累風庵閑日録

本と日常の徒然

課題図書の続き

●課題図書人形佐七捕物帳の続き。

「お玉が池」
ざっと見た限りでは旧テキストとの違いは見つからなかった。

「舟幽霊」
この作品が本書の個人的メインである。原型の黒門町伝七版を読むのが、ひとつの宿題になっている。ついでに、佐七版旧テキストである金鈴社版とも読み比べてみる。

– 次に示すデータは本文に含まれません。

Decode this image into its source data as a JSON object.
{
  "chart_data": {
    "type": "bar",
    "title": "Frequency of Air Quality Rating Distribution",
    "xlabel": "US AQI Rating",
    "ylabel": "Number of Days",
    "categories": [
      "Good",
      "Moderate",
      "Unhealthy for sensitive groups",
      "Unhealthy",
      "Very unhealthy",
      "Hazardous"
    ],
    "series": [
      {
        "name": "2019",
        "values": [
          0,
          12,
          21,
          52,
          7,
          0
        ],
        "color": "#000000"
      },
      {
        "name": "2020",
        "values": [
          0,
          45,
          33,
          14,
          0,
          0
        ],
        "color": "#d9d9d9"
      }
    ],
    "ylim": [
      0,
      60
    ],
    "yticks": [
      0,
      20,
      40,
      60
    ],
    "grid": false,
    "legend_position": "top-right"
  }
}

 結論として、伝七版と佐七版とは同じ作品と言っていい。事件の真相や展開ばかりか、ほぼすべての文章が同じである。わずかな違いは、主人公その他数人の名前と、いくつか補足的な文章が追加されている点。当然、伝七の子分獅子鼻の竹の台詞は、辰と豆六とに適宜割り振られている。

 主人公以外の人名の違いは
・大黒屋惣兵衛 ⇒ 大桝屋嘉兵衛
・山吹屋の船頭新助 ⇒ 巳之助

 文章については、同じ佐七でも金鈴社版と角川文庫版とで違っている点が興味深い。豆名月と芋名月のコメントや、かんざしにまつわる証言の補強などは、金鈴社版には見られない。つまり伝七版から最終バージョンまでには、最低でも二段階の改稿を経ているということである。

 伝七の子分獅子鼻の竹に、きんちゃくの辰と同じく雷嫌いという属性が与えられている点が面白い。どちらが元なのだろうか。